For me, the life-changing lesson was that I needed to exercise – another circadian time-giver – every single day.

There was rarely a single, unequivocal interpretation of his experiments. If the Shangri-La Diet worked by breaking flavor-calorie associations in the brain, was it better to retrain the brain by eating flavorless calories, or flavorful non-calories? Or perhaps the diet needed to be more diverse and variable, and so less prone to triggering Pavlovian eating. Experiments to clarify what was going on were never arranged, so far as I know.

The weaknesses of Seth’s approach to science show up best, I think, in how he ate. Although he considered ours the “sanest” diet book, he didn’t eat our diet. He prized his own experimental results above all else. If an experiment persuaded him that eating something would improve his health, he ate it.

To my mind, this led him on a somewhat fanciful peregrination through dietary parameter space. His approach risked two pitfalls:

  • In any complex optimization problem, a sequence of small improvements does not lead to a global optimum, for the same reason that climbing ever upwards does not lead to the top of the world’s highest peak. Odds are, it leads to the top of a small hillock from which there is nowhere to go. Without a larger view of the landscape, enabling one to find the vicinity of the highest peak, there is no way to guarantee a good outcome through a series of experiments.
  • Even a local optimum – the top of our small hillock – may be unreachable if one cannot accurately assess health. Seth’s experiments typically lasted days to weeks. But most modern health problems take 60 years to develop. So there was no way for Seth to directly appraise whether his diet would generate good health or poor health; he had to appraise its effect on readily measurable, quick-adjusting biomarkers. But how do we know those biomarkers are reliable indicators of overall health?

It is because of these two problems that our book, Perfect Health Diet, rejected experimental approaches to dietary science, and relied upon novel approaches grounded in evolutionary biology, and molecular and cellular biology.

But Seth was wedded to experimentation as a scientific methodology. This worked well as long as he was using sleep quality as a biomarker, since sleep quality is close to 100% correlated with health. He entered riskier ground, I think, when he selected reaction time as a biomarker to optimize. I doubt this has a simple relationship to health; I suspect one can improve reaction time while damaging health.

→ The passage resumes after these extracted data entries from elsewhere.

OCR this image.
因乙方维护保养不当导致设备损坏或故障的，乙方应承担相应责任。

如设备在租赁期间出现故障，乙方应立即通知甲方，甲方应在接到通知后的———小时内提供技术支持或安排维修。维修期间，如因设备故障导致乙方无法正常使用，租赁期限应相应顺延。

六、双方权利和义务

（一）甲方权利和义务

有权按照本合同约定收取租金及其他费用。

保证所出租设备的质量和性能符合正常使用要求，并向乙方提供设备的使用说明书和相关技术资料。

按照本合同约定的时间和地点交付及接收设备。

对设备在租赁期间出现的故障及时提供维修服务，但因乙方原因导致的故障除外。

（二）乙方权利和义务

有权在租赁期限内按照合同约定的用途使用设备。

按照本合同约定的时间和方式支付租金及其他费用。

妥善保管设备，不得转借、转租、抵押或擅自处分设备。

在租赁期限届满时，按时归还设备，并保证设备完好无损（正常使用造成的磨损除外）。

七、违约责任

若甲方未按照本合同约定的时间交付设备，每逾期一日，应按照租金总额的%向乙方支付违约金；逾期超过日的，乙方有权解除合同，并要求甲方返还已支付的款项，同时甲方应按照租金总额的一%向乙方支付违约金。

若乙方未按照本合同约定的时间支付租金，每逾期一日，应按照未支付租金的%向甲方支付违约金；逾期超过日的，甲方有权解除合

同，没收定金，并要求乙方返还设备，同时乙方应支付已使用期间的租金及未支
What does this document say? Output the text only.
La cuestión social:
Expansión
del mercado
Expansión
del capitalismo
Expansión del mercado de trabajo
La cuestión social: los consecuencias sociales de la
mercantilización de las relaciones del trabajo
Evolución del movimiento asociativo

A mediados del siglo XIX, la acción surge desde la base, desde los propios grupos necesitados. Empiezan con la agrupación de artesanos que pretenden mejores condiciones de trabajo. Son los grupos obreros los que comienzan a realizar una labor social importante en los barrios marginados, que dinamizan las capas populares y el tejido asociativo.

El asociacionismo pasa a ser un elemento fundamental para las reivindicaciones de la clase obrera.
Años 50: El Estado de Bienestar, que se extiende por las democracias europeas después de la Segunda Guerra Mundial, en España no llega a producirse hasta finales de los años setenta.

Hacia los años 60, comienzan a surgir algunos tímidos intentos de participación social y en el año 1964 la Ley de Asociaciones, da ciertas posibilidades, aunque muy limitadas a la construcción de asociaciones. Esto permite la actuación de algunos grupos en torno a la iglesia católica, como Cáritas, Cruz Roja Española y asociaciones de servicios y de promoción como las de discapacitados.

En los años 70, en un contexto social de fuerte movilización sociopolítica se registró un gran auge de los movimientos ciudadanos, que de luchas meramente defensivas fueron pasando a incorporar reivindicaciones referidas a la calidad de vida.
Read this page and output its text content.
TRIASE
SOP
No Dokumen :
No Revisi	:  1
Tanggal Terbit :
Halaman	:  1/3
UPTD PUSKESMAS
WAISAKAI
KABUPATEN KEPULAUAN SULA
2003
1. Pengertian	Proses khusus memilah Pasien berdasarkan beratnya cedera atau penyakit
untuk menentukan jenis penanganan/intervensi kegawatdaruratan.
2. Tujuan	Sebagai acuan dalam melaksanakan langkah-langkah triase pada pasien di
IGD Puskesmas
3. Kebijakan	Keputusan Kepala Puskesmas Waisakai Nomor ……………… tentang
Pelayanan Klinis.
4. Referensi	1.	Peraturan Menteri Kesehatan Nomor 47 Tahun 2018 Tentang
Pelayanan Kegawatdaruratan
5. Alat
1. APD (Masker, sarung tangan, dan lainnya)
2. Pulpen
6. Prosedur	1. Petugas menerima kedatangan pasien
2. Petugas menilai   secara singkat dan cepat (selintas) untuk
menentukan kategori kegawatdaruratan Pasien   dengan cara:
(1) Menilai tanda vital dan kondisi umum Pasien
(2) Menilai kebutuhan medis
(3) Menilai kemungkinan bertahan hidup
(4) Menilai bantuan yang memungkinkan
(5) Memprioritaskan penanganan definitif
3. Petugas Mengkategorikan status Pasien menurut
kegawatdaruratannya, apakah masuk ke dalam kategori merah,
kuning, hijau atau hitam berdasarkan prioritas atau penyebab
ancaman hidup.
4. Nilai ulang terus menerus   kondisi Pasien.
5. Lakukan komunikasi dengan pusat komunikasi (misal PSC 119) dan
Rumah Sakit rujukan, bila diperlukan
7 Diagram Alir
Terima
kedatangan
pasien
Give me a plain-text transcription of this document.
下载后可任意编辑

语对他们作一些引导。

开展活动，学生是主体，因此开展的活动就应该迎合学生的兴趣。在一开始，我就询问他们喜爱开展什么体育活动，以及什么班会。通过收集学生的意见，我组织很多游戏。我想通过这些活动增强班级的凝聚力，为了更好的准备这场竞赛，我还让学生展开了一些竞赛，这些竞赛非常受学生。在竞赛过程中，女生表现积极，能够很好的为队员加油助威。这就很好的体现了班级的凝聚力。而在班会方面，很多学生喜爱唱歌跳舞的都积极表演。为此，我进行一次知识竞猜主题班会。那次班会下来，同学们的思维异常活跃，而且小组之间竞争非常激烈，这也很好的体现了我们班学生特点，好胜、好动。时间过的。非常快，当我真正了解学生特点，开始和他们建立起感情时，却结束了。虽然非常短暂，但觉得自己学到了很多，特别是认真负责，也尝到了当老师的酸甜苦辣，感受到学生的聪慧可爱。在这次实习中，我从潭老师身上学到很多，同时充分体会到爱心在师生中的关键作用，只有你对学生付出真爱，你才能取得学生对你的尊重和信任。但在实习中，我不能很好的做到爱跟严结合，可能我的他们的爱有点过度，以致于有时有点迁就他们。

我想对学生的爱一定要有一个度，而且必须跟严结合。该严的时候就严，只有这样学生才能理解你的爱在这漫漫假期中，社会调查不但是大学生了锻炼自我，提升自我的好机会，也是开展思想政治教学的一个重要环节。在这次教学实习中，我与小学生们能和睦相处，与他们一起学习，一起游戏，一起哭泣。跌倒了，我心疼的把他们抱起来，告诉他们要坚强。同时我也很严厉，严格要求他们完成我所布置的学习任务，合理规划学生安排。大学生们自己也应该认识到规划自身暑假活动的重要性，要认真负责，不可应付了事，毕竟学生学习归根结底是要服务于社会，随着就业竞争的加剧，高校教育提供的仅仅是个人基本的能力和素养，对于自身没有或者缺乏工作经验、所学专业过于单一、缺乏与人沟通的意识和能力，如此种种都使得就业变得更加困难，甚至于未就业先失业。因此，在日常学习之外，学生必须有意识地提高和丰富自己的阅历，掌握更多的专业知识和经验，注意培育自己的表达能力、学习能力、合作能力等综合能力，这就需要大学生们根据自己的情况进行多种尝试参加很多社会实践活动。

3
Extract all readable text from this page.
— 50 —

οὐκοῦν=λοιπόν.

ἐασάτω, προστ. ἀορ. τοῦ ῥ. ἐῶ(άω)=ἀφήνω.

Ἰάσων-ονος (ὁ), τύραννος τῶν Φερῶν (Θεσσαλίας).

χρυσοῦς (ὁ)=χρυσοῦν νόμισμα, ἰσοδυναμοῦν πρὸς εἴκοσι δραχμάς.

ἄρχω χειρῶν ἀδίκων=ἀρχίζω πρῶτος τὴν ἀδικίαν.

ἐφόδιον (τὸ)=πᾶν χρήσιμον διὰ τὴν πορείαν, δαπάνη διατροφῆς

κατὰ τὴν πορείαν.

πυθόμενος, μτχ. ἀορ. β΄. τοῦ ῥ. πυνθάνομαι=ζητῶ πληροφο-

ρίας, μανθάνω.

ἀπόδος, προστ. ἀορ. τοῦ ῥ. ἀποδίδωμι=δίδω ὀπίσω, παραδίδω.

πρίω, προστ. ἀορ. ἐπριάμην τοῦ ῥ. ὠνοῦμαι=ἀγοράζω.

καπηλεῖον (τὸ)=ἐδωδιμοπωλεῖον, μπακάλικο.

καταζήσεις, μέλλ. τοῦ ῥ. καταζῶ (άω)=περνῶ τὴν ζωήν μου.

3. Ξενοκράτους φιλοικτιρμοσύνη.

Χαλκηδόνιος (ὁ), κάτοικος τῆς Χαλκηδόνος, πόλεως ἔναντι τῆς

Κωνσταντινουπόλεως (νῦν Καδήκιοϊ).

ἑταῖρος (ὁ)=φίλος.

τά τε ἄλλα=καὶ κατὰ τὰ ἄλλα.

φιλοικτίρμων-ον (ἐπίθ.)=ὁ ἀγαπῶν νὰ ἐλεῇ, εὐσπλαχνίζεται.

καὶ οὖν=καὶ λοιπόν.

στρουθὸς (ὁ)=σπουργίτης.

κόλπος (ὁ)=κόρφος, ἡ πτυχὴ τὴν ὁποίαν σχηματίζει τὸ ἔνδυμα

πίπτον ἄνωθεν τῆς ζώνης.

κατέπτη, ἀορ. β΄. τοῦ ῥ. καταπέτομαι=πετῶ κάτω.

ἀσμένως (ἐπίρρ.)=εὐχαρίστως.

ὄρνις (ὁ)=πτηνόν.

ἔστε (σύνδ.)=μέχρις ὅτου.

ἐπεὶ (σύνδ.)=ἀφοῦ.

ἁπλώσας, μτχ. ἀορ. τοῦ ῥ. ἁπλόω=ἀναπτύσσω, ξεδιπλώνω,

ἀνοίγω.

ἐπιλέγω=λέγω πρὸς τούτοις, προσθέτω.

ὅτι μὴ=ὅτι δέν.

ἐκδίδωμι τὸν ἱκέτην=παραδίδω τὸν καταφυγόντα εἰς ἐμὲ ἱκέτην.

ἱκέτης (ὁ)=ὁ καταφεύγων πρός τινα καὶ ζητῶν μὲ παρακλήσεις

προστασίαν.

And when optimizing this biomarker led him to consume large amounts of butter on top of large amounts of flaxseed oil, I think he should have recalled the arguments of our book, and been more persuaded by them than he was.

We never had a chance to discuss this issue. There were always topics other than diet to interest us when we were together.

Ironically, had he lived we might have discussed this by now. Seth and Bryan Davis of the Ask Bryan Podcast were launching a podcast devoted to stories of personal science, and had selected me to be their first guest. The day after Seth’s death, Bryan wrote, “Did you record that interview? I hope so. I sincerely hope so. Perhaps the final recorded words from Seth?” Alas, it will never be.

Seth had as much influence on this blog as any one. A Google search of this blog for his name yields 741 hits, more than almost any one else.

Seth was – and this is the highest praise I can give – a true scientist. He loved the truth, and worked ardently to discover it. He was creative and insightful. His death is a grievous loss.